No, I mean, they’re getting recalled. This model is, anyway. Read something about it. Weird stuff—crying, screaming out of nowhere, some of them even started bleeding.
Creepy. Can’t believe dudes fuck these things.
Should we pick her up?
Fuck that, I ain’t touching another man’s rag. We’re losing time anyway.
Her vision resolves. Her scattered possessions and the broken geometry machine. Nothing leaves so whimsical a corpse as a bicycle: half-trampled wasp, half-metal pretzel, all Daliesque melted clock. A pair of men in gray uniforms shuffle away. One of them nearly trips over the mangled wreck of her bike as he staggers back to the idled garbage truck.
The truck rumbles off, and Ari’s still spread-eagle on the pavement, feeling absolutely nothing, like suddenly she’s not a chaotic clump of cells plagiarizing themselves but something cleaner; plastic, steel, and stellar matter poured into a Platonic mold and left to cool and set in the shade of the universe’s indifference. Once there was a girl-woman, a child of a newborn century who had dreams because she was taught she needed to want things; now there’s only a dream. The world dreams the dreamer so that someone will remember the world.
She waits a while longer to feel something. Anything. When nothing comes, she rises, surprised by how easily she picks herself up. She starts walking. Still waiting to feel. To hurt.
After a while, a café appears, and she sees her own face under one of the parasols, glossy-eyed and vacant, staring through her. The doll eyes focus, the lips tighten into a frown as recognition settles. A steaming cup of coffee waits across from the Kara, in front of a pulled-out seat. Maybe the “date” is using the bathroom or paying the check inside. An idea percolates.

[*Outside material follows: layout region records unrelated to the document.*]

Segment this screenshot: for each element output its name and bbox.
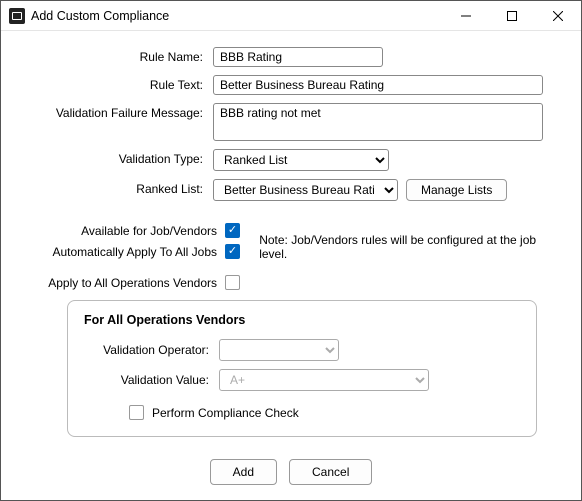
perform-check-label: Perform Compliance Check bbox=[152, 406, 299, 420]
app-icon bbox=[9, 8, 25, 24]
rule-text-input[interactable] bbox=[213, 75, 543, 95]
apply-ops-checkbox[interactable] bbox=[225, 275, 240, 290]
auto-apply-label: Automatically Apply To All Jobs bbox=[17, 245, 225, 259]
group-title: For All Operations Vendors bbox=[84, 313, 520, 327]
operator-select[interactable] bbox=[219, 339, 339, 361]
cancel-button[interactable]: Cancel bbox=[289, 459, 372, 485]
ranked-list-label: Ranked List: bbox=[17, 179, 213, 196]
ranked-list-select[interactable]: Better Business Bureau Rating bbox=[213, 179, 398, 201]
value-select[interactable]: A+ bbox=[219, 369, 429, 391]
failure-message-input[interactable]: BBB rating not met bbox=[213, 103, 543, 141]
value-label: Validation Value: bbox=[84, 373, 219, 387]
perform-check-checkbox[interactable] bbox=[129, 405, 144, 420]
operator-label: Validation Operator: bbox=[84, 343, 219, 357]
rule-name-label: Rule Name: bbox=[17, 47, 213, 64]
available-label: Available for Job/Vendors bbox=[17, 224, 225, 238]
validation-type-select[interactable]: Ranked List bbox=[213, 149, 389, 171]
apply-ops-label: Apply to All Operations Vendors bbox=[17, 276, 225, 290]
validation-type-label: Validation Type: bbox=[17, 149, 213, 166]
failure-message-label: Validation Failure Message: bbox=[17, 103, 213, 120]
minimize-button[interactable] bbox=[443, 1, 489, 30]
auto-apply-checkbox[interactable]: ✓ bbox=[225, 244, 240, 259]
available-checkbox[interactable]: ✓ bbox=[225, 223, 240, 238]
rule-name-input[interactable] bbox=[213, 47, 383, 67]
close-button[interactable] bbox=[535, 1, 581, 30]
window-title: Add Custom Compliance bbox=[31, 9, 443, 23]
rule-text-label: Rule Text: bbox=[17, 75, 213, 92]
add-button[interactable]: Add bbox=[210, 459, 277, 485]
maximize-button[interactable] bbox=[489, 1, 535, 30]
note-text: Note: Job/Vendors rules will be configur… bbox=[247, 223, 565, 261]
manage-lists-button[interactable]: Manage Lists bbox=[406, 179, 507, 201]
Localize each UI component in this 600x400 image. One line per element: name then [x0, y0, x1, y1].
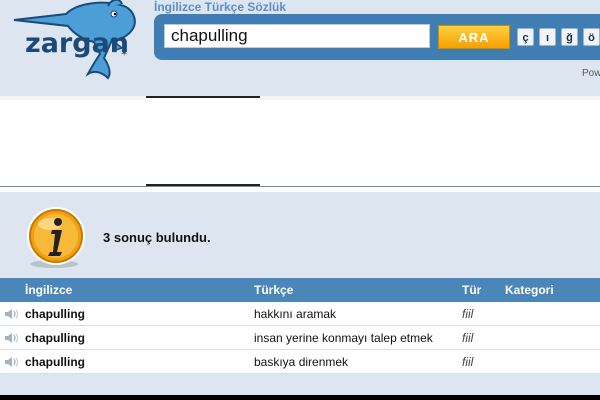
char-button-g-breve[interactable]: ğ	[561, 28, 578, 46]
speaker-icon[interactable]	[4, 356, 20, 368]
search-button[interactable]: ARA	[438, 25, 510, 49]
search-input[interactable]	[164, 24, 430, 48]
english-word[interactable]: chapulling	[25, 307, 85, 321]
column-header-english[interactable]: İngilizce	[25, 283, 72, 297]
word-type: fiil	[462, 355, 474, 369]
table-header: İngilizce Türkçe Tür Kategori	[0, 278, 600, 302]
turkish-translation[interactable]: hakkını aramak	[254, 307, 336, 321]
column-header-category[interactable]: Kategori	[505, 283, 554, 297]
ad-banner-area	[0, 96, 600, 192]
char-button-c-cedilla[interactable]: ç	[517, 28, 534, 46]
turkish-translation[interactable]: insan yerine konmayı talep etmek	[254, 331, 433, 345]
turkish-translation[interactable]: baskıya direnmek	[254, 355, 348, 369]
search-bar: ARA ç ı ğ ö	[154, 14, 600, 60]
bottom-border	[0, 395, 600, 400]
speaker-icon[interactable]	[4, 308, 20, 320]
word-type: fiil	[462, 307, 474, 321]
zargan-logo[interactable]: ✶ zargan	[8, 0, 148, 84]
column-header-type[interactable]: Tür	[462, 283, 481, 297]
english-word[interactable]: chapulling	[25, 331, 85, 345]
result-count: 3 sonuç bulundu.	[103, 230, 211, 245]
word-type: fiil	[462, 331, 474, 345]
site-title: İngilizce Türkçe Sözlük	[154, 0, 287, 14]
header: ✶ zargan İngilizce Türkçe Sözlük ARA ç ı…	[0, 0, 600, 96]
banner-edge	[0, 96, 146, 100]
char-button-dotless-i[interactable]: ı	[539, 28, 556, 46]
banner-edge	[260, 96, 600, 100]
speaker-icon[interactable]	[4, 332, 20, 344]
powered-by-text: Pow	[582, 68, 600, 79]
results-table: İngilizce Türkçe Tür Kategori chapulling…	[0, 278, 600, 374]
column-header-turkish[interactable]: Türkçe	[254, 283, 293, 297]
english-word[interactable]: chapulling	[25, 355, 85, 369]
info-icon	[27, 207, 85, 268]
table-row: chapulling insan yerine konmayı talep et…	[0, 326, 600, 350]
banner-frame-top	[146, 96, 260, 98]
table-row: chapulling hakkını aramak fiil	[0, 302, 600, 326]
table-row: chapulling baskıya direnmek fiil	[0, 350, 600, 374]
banner-divider	[0, 186, 600, 187]
logo-text: zargan	[25, 28, 130, 59]
char-button-o-umlaut[interactable]: ö	[583, 28, 600, 46]
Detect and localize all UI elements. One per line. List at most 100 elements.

“Let me tag in,” Ari suggests.
The Kara at first stares uncomprehendingly. And then something happens. She tilts her head. Offers a half-smile. Knowing, understanding, maybe even grateful.
“Go on. They’ll never notice the difference.”

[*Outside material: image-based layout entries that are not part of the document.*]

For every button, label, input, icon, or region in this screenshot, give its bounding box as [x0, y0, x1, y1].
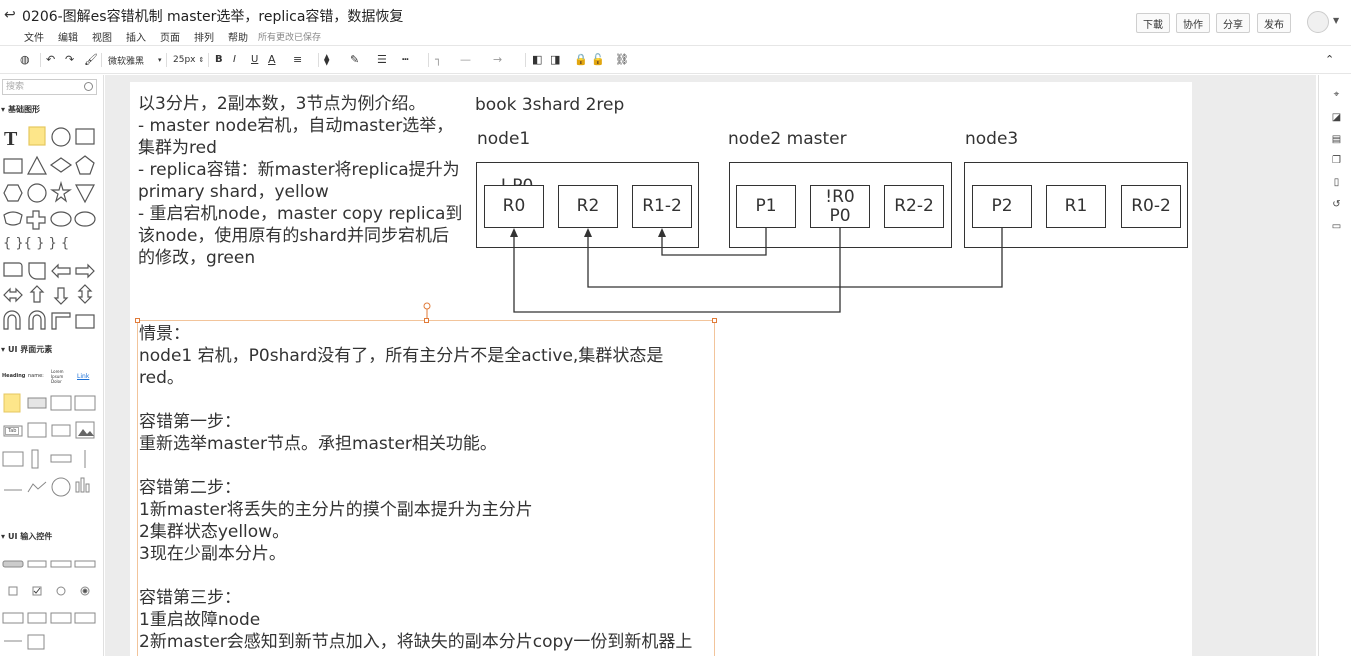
- resize-handle[interactable]: [135, 318, 140, 323]
- copy-pages-icon[interactable]: ❐: [1331, 155, 1342, 166]
- document-icon[interactable]: ▯: [1331, 177, 1342, 188]
- note-line: 重新选举master节点。承担master相关功能。: [139, 434, 497, 454]
- history-icon[interactable]: ↺: [1331, 199, 1342, 210]
- resize-handle[interactable]: [424, 318, 429, 323]
- note-line: 2集群状态yellow。: [139, 522, 290, 542]
- note-line: [139, 389, 714, 411]
- note-line: 容错第三步：: [139, 588, 241, 608]
- scenario-textbox[interactable]: 情景： node1 宕机，P0shard没有了，所有主分片不是全active,集…: [137, 320, 715, 656]
- note-line: 情景：: [139, 324, 190, 344]
- note-line: node1 宕机，P0shard没有了，所有主分片不是全active,集群状态是: [139, 346, 664, 366]
- note-line: red。: [139, 368, 184, 388]
- note-line: 1新master将丢失的主分片的摸个副本提升为主分片: [139, 500, 533, 520]
- note-line: 2新master会感知到新节点加入，将缺失的副本分片copy一份到新机器上: [139, 632, 693, 652]
- replica-link-p0[interactable]: [513, 228, 841, 313]
- style-icon[interactable]: ◪: [1331, 112, 1342, 123]
- note-line: 3现在少副本分片。: [139, 544, 286, 564]
- replica-link-p1[interactable]: [661, 228, 767, 256]
- rotate-handle[interactable]: [423, 302, 431, 310]
- comment-icon[interactable]: ▭: [1331, 221, 1342, 232]
- note-line: 容错第一步：: [139, 412, 241, 432]
- replica-link-p2[interactable]: [587, 228, 1003, 288]
- resize-handle[interactable]: [712, 318, 717, 323]
- note-line: 容错第二步：: [139, 478, 241, 498]
- note-line: [139, 455, 714, 477]
- note-line: 1重启故障node: [139, 610, 261, 630]
- navigator-icon[interactable]: ⌖: [1331, 89, 1342, 100]
- right-tool-rail: ⌖ ◪ ▤ ❐ ▯ ↺ ▭: [1318, 75, 1351, 656]
- note-line: [139, 565, 714, 587]
- page-setup-icon[interactable]: ▤: [1331, 134, 1342, 145]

With a nod, the Kara gets up from her chair, clearing the space for Ari to sit down. Kara hesitates only for a blink, touching Ari’s face with a tepid hand, and in the brief contact, Kara’s hand warms up, flooded with the imperfect, fragile, and torrid uncertainties of breathing life, even as Ari’s own cheek stiffens into a shell of immaculate fiberglass. Which of the Karas is dreaming her now?